C.P : Le vote du Medef est un vote largement téléguidé. Je fais confiance en mes membres et en la société civile qui, somme toute, financent le secteur public. Ce sont nos charges et nos impôts qui financent les institutions.

Justement, eux expliquent que ces impôts risquent d'augmenter…

C.P : Quand on regarde de près les calculs de lissage, il y a quand même assez peu d'incidence. Pour les villages ou les villes où il n'y a pas du tout de CFE [cotisations foncières des entreprises, ndlr.], il y aura effectivement des petites conséquences. Des mécanismes de solidarité pourront être mis en place.

Je tiens à rappeler que 70 % des terres du Pays Basque sont en Soule et Basse-Navarre. 15 % de la population ne peut pas payer pour 70 % des terres. La jolie carte postale du Pays Basque que l'on vend sur la côte, ce sont les montagnes. Pour nous, société civile, avoir une politique cohérente, en matière de transports notamment est la moindre des choses. J'habite Villefranque, et nous n'avons pas de bus… J'ai passé l'enfance de ma fille à faire des aller-retour tous les jours sur la côte.

Sur la problématique des transports, le cabinet New Deal, sollicité par le Scot a démontré qu'il y avait plus d'interactions entre la côte et le Seignanx , qu'entre la côte et l'intérieur du Pays Basque.

C.P : Ce que je sais, c'est que nous sommes en 2016 et que nous n'avons toujours pas de politique de transports cohérente.
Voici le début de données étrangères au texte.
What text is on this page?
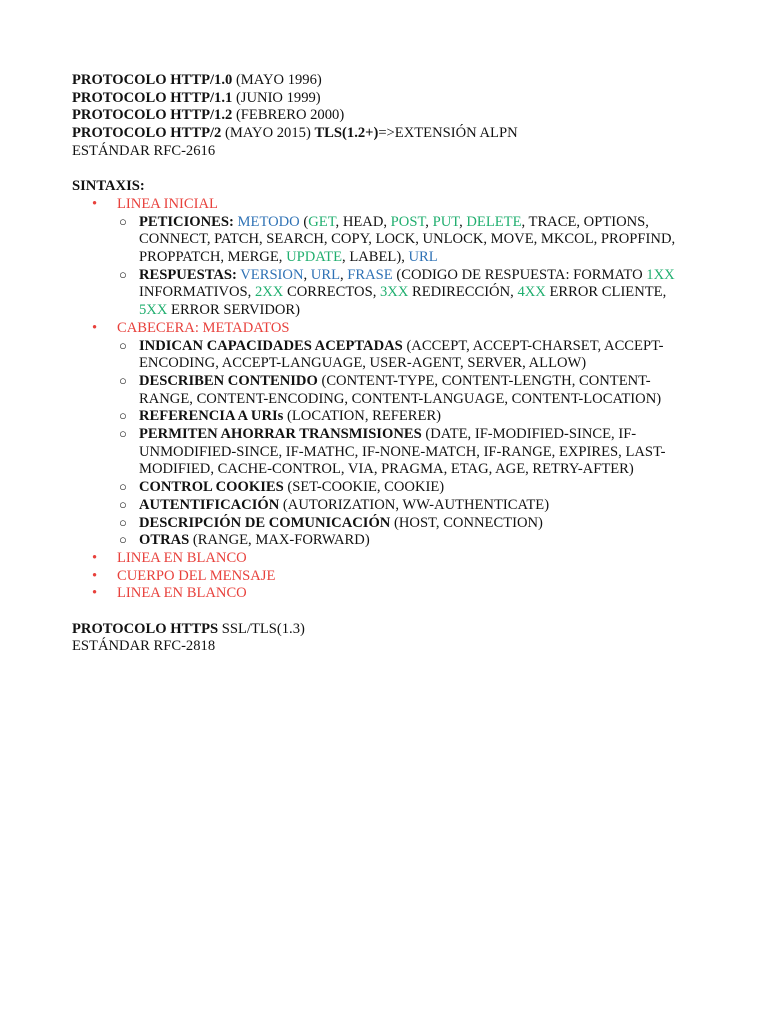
PROTOCOLO HTTP/1.0 (MAYO 1996)
PROTOCOLO HTTP/1.1 (JUNIO 1999)
PROTOCOLO HTTP/1.2 (FEBRERO 2000)
PROTOCOLO HTTP/2 (MAYO 2015) TLS(1.2+)=>EXTENSIÓN ALPN
ESTÁNDAR RFC-2616
SINTAXIS:
• LINEA INICIAL
○ PETICIONES: METODO (GET, HEAD, POST, PUT, DELETE, TRACE, OPTIONS,
CONNECT, PATCH, SEARCH, COPY, LOCK, UNLOCK, MOVE, MKCOL, PROPFIND,
PROPPATCH, MERGE, UPDATE, LABEL), URL
○ RESPUESTAS: VERSION, URL, FRASE (CODIGO DE RESPUESTA: FORMATO 1XX
INFORMATIVOS, 2XX CORRECTOS, 3XX REDIRECCIÓN, 4XX ERROR CLIENTE,
5XX ERROR SERVIDOR)
• CABECERA: METADATOS
○ INDICAN CAPACIDADES ACEPTADAS (ACCEPT, ACCEPT-CHARSET, ACCEPT-
ENCODING, ACCEPT-LANGUAGE, USER-AGENT, SERVER, ALLOW)
○ DESCRIBEN CONTENIDO (CONTENT-TYPE, CONTENT-LENGTH, CONTENT-
RANGE, CONTENT-ENCODING, CONTENT-LANGUAGE, CONTENT-LOCATION)
○ REFERENCIA A URIs (LOCATION, REFERER)
○ PERMITEN AHORRAR TRANSMISIONES (DATE, IF-MODIFIED-SINCE, IF-
UNMODIFIED-SINCE, IF-MATHC, IF-NONE-MATCH, IF-RANGE, EXPIRES, LAST-
MODIFIED, CACHE-CONTROL, VIA, PRAGMA, ETAG, AGE, RETRY-AFTER)
○ CONTROL COOKIES (SET-COOKIE, COOKIE)
○ AUTENTIFICACIÓN (AUTORIZATION, WW-AUTHENTICATE)
○ DESCRIPCIÓN DE COMUNICACIÓN (HOST, CONNECTION)
○ OTRAS (RANGE, MAX-FORWARD)
• LINEA EN BLANCO
• CUERPO DEL MENSAJE
• LINEA EN BLANCO
PROTOCOLO HTTPS SSL/TLS(1.3)
ESTÁNDAR RFC-2818
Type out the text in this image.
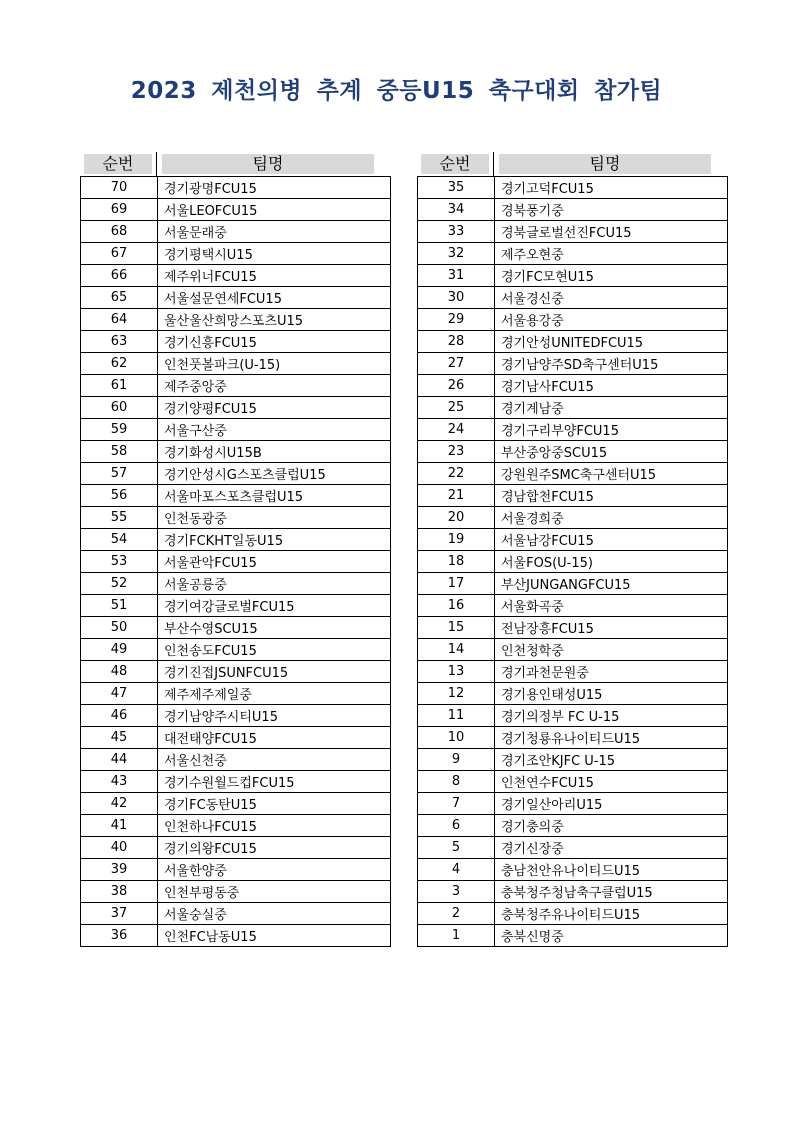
2023 제천의병 추계 중등U15 축구대회 참가팀
순번	팀명
70	경기광명FCU15
69	서울LEOFCU15
68	서울문래중
67	경기평택시U15
66	제주위너FCU15
65	서울설문연세FCU15
64	울산울산희망스포츠U15
63	경기신흥FCU15
62	인천풋볼파크(U-15)
61	제주중앙중
60	경기양평FCU15
59	서울구산중
58	경기화성시U15B
57	경기안성시G스포츠클럽U15
56	서울마포스포츠클럽U15
55	인천동광중
54	경기FCKHT일동U15
53	서울관악FCU15
52	서울공릉중
51	경기여강글로벌FCU15
50	부산수영SCU15
49	인천송도FCU15
48	경기진접JSUNFCU15
47	제주제주제일중
46	경기남양주시티U15
45	대전태양FCU15
44	서울신천중
43	경기수원월드컵FCU15
42	경기FC동탄U15
41	인천하나FCU15
40	경기의왕FCU15
39	서울한양중
38	인천부평동중
37	서울숭실중
36	인천FC남동U15
순번	팀명
35	경기고덕FCU15
34	경북풍기중
33	경북글로벌선진FCU15
32	제주오현중
31	경기FC모현U15
30	서울경신중
29	서울용강중
28	경기안성UNITEDFCU15
27	경기남양주SD축구센터U15
26	경기남사FCU15
25	경기계남중
24	경기구리부양FCU15
23	부산중앙중SCU15
22	강원원주SMC축구센터U15
21	경남합천FCU15
20	서울경희중
19	서울남강FCU15
18	서울FOS(U-15)
17	부산JUNGANGFCU15
16	서울화곡중
15	전남장흥FCU15
14	인천청학중
13	경기과천문원중
12	경기용인태성U15
11	경기의정부 FC U-15
10	경기청룡유나이티드U15
9	경기조안KJFC U-15
8	인천연수FCU15
7	경기일산아리U15
6	경기충의중
5	경기신장중
4	충남천안유나이티드U15
3	충북청주청남축구클럽U15
2	충북청주유나이티드U15
1	충북신명중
Si c'était facile à mettre en place avec un syndicat, ça aurait été fait. Force est de constater que ce n'est pas fait. Deuxième chose, il faut aller vers la rationalité. Aujourd'hui, la France n'est pas un millefeuille mais un "dix-mille feuille". En Angleterre, il y a un élu pour 2 000 citoyens. En France, un élu pour 108 citoyens. Je veux bien qu'on soit l'exception française. Mais, il faut un juste milieu entre les deux. Encore une fois, nous société civile, moi chef d'entreprise, on paye pour ça.

Un mot de conclusion ?

C.P : Notre conseil de développement est un modèle. Maintenant, il faut qu'on réussisse notre transition.